The Chief of Staff at Windsor Regional Hospital, Dr. Wassim Sadd, says he was "shocked" when he heard the recommendation from the World Health Organization on Monday against mixing and matching shots from different companies.

"I have no idea what the motivation was behind making that comment because then you're basically saying you have to get one vaccine and you have to get the same one for your second and that actually limits access to vaccines, so that was mind boggling, but its absolutely not true." says Dr. Saad. "Again, look at the reason behind it ,what was the motivation behind it? Are they doing this to protect a particular population and try to get access to other areas? and I still can't make heads or tails of why that comment was made."

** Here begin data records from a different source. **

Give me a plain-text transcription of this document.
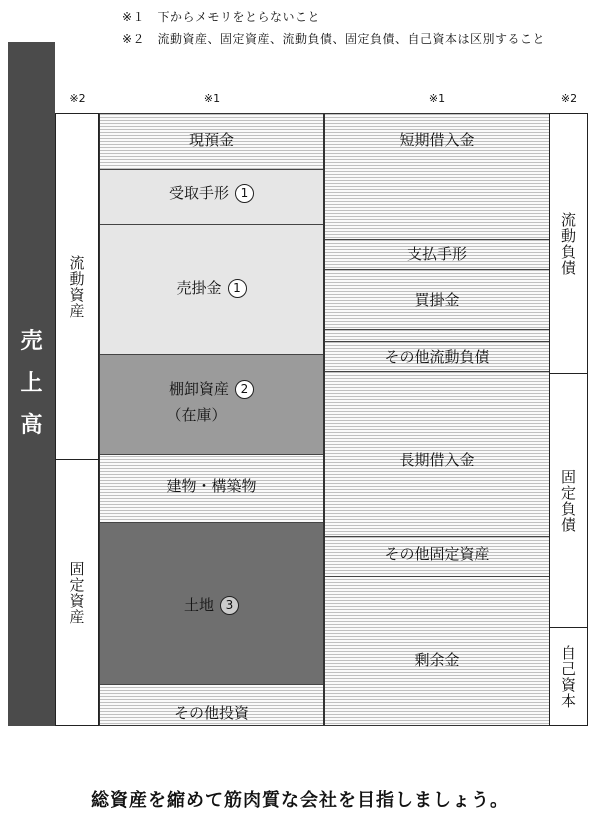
※１　下からメモリをとらないこと
※２　流動資産、固定資産、流動負債、固定負債、自己資本は区別すること
※2	※1	※1	※2
売
上
高
流動資産
固定資産
現預金
受取手形 1
売掛金 1
棚卸資産 2
（在庫）
建物・構築物
土地 3
その他投資
短期借入金
支払手形
買掛金
その他流動負債
長期借入金
その他固定資産
剰余金
流動負債
固定負債
自己資本
総資産を縮めて筋肉質な会社を目指しましょう。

What Dr. Saad says he takes issue with the fact the World health Organization said we are in a "data free, evidence-free zone."

"Because that's absolutely not true," he adds. "I can tell you, we do have evidence. There have been studies in several countries including the UK, Spain and Germany that have actually studied mixing vaccine."

Speaking on AM800's The Morning Drive, Dr. Saad says the message to our community is that nobody has been misled.

"The information that you've received has been evidence-based, it has been based on data, it is safe it is effective, please continue to get vaccinated," he says. "And when it comes time for your booster, we may have evidence by then that would help support further mixing. Because again we know about mixing first and second doses but we don't necessarily know that we can mix a third and fourth dose with a different set of first and second."

The World Health Organization's chief scientist advised against mixing and matching COVID-19 vaccines on Monday.

According to a report from Reuters, Soumya Swaminathan told an online briefing that matching COVID-19 vaccines from different manufacturers is a "dangerous trend" since there was little data available about the health impact, something Dr. Saad vehemently disagrees with.